W takim uproszczonym i przymusowym wariancie likwidacji spółek widm ulegnie skróceniu do jednego miesiąca termin do zgłoszenia wierzytelności, a do trzech miesięcy termin, po którym można dokonać podziału pozostałego majątku między wspólników. Z kolei nawet podjęcie przez wspólników uchwały o dalszym istnieniu spółki nie będzie zapobiegało jej rozwiązaniu.
– Otwarcie przymusowej likwidacji nastąpi z dniem uprawomocnienia się postanowienia o oddaleniu wniosku o ogłoszenie upadłości spółki albo postanowienia o umorzeniu postępowania upadłościowego z powodu braku majątku wystarczającego na pokrycie kosztów postępowania – proponuje powołany przez Jarosława Gowina zespół w rekomendacjach do przeprowadzenia zmian w ustawie Prawo upadłościowe i naprawcze (Dz.U. z 2003 r. nr 60, poz. 535 z późn. zm.).
– Likwidację takiej spółki trzeba przyspieszyć i uprościć, ponieważ należy szybko usuwać niewypłacalne podmioty z obrotu prawnego. Nie można jednak przy tym rezygnować z prowadzenia procedury likwidacyjnej, bo może się zdarzyć, że po oddaleniu wniosku o ogłoszenie upadłości lub umorzenie postępowania spółka jednak zachowa jakiś majątek – tłumaczy Bartosz Groele z Instytutu Allerhanda, prawnik w Kancelarii Tomasik, Pakosiewicz i Wspólnicy.
Zespół zaproponował w takim przypadku dwa rozwiązania: powołanie likwidatora i przeprowadzenie likwidacji uzupełniającej lub też ustanowienie kuratora dla niezlikwidowanego majątku przedsiębiorstwa.
Bariery likwidacyjne omija się, przenosząc siedzibę spółki za granicę
Bartosz Groele zwraca uwagę, że taki problem w praktyce pojawia się już teraz. Chodzi o sytuacje, gdy po przeprowadzeniu likwidacji albo zakończeniu postępowania upadłościowego spółka zostaje wykreślona z Krajowego Rejestru Spółek, pomimo faktycznego istnienia niezlikwidowanego majątku.

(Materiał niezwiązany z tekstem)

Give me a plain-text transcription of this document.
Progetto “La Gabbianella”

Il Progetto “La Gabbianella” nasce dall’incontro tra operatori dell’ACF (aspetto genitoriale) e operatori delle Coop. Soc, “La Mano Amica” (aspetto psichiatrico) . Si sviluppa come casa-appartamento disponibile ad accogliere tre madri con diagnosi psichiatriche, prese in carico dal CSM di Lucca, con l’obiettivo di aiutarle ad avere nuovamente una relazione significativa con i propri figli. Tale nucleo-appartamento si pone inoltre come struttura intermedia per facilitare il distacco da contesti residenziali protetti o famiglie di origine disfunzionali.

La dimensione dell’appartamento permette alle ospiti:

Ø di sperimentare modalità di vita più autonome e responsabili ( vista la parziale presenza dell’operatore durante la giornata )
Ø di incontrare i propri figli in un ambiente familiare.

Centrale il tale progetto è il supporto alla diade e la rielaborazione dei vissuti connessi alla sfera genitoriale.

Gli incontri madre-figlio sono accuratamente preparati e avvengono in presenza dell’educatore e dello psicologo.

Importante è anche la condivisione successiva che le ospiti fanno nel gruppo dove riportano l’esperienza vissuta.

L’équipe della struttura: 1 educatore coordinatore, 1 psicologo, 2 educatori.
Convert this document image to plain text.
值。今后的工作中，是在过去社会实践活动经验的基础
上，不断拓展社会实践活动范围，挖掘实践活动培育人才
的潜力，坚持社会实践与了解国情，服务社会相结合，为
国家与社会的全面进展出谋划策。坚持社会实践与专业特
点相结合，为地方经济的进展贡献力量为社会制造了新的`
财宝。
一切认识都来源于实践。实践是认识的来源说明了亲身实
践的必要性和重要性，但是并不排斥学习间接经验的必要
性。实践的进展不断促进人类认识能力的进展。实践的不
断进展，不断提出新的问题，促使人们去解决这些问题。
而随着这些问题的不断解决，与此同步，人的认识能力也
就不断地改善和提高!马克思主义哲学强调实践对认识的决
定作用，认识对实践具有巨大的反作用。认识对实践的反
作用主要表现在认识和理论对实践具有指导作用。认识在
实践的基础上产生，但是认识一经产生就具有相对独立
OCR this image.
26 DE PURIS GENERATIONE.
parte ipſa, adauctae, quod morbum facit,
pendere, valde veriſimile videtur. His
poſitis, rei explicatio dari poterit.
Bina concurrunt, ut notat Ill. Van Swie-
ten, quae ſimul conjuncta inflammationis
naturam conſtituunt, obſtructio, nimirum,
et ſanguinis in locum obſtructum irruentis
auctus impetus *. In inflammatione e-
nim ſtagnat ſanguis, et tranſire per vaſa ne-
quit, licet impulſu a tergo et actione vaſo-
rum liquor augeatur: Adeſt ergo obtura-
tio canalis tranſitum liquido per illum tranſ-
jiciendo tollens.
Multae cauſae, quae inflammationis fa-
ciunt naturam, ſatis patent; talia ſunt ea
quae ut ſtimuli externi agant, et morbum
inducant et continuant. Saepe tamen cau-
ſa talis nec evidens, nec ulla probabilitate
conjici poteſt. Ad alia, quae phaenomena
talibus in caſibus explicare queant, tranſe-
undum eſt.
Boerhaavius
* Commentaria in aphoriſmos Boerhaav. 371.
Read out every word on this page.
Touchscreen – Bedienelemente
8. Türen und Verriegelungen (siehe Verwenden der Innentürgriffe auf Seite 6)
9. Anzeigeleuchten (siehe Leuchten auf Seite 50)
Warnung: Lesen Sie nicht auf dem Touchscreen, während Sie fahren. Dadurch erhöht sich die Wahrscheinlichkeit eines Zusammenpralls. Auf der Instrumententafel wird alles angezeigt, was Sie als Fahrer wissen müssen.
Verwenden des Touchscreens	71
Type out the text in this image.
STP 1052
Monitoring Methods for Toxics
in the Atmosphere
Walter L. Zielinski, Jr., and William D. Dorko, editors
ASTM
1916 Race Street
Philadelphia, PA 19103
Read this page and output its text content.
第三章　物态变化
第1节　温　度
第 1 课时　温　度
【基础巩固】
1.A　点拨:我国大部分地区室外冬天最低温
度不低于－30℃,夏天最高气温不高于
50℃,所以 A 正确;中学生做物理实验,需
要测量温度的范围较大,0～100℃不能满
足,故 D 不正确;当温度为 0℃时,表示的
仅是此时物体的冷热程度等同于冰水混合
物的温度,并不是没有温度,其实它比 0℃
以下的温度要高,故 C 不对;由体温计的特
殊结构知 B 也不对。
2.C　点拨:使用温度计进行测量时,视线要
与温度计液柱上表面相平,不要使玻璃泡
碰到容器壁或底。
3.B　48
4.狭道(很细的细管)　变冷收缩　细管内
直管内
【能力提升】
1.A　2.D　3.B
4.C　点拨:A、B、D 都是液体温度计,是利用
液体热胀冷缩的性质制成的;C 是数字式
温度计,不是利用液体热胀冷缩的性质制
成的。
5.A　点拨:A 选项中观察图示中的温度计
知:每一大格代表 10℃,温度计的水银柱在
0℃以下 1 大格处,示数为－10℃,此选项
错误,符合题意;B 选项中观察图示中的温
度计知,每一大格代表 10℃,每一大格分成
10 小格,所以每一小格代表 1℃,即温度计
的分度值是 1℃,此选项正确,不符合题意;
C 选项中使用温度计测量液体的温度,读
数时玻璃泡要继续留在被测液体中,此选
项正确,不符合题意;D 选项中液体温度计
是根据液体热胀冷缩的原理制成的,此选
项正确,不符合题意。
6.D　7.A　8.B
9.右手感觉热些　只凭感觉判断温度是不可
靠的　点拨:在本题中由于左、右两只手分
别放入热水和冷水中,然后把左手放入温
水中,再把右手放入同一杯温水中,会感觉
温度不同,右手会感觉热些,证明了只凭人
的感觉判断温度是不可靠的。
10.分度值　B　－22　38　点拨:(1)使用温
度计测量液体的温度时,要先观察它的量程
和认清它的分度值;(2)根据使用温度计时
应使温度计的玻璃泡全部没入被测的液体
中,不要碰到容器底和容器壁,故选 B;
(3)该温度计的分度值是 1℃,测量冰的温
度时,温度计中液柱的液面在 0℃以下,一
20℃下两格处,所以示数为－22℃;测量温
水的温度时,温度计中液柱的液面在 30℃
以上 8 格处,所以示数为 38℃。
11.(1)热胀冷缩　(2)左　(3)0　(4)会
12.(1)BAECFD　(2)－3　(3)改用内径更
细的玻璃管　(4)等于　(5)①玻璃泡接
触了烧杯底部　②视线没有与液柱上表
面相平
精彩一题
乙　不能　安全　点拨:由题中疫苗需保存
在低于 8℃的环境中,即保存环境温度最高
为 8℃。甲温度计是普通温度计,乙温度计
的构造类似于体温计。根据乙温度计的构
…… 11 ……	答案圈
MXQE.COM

Prawnik przypomina, że sprawą zajmował się już także Sąd Najwyższy, który w uchwale z 24 stycznia 2007 r. (sygn. akt III CZP 143/06) stwierdził, że dopuszczalne jest ustanowienie likwidatora w celu dokończenia likwidacji, a jednoznacznie wypowiedział się przeciwko powoływaniu w takiej sytuacji kuratora.
Prawnicy są zgodni co do tego, że przedłużanie formalnego istnienia spółek wydmuszek jest zagrożeniem dla pewności obrotu. Podmioty takie są bowiem często wykorzystywane do prowadzenia działalności niezgodnej w prawem. Mogą np. zaciągać zobowiązania, mimo że nie są w stanie ich spłacić, a w oparciu o obowiązujące przepisy prawa upadłościowego i naprawczego nie można ich zlikwidować, dopóki nie znajdą się środki na przeprowadzenie postępowania upadłościowego.
– Podstawowym problem tzw. martwych spółek jest brak ludzi, pieniędzy i czasu. Potrzebne są bowiem organy do podjęcia wymaganych prawem uchwał, m.in. o rozwiązaniu spółki. Konieczne jest także podjęcie czynności: powołanie likwidatorów, sporządzenie bilansu, ogłoszenie o likwidacji w Monitorze Sądowym i Gospodarczym, podział majątku, złożenie wniosku do KRS o wykreślenie.
Łączny koszt tych czynności może wynieść nawet kilkanaście tysięcy złotych, co może się okazać przeszkodą nie do pokonania dla spółki w stanie niewypłacalności – przyznaje radca prawny Lech Obara z Kancelarii Lech Obara i Współpracownicy.
A dopóki brak jest rozwiązań ustawowych regulujących tę kwestię, trzeba szukać rozwiązań na własną rękę.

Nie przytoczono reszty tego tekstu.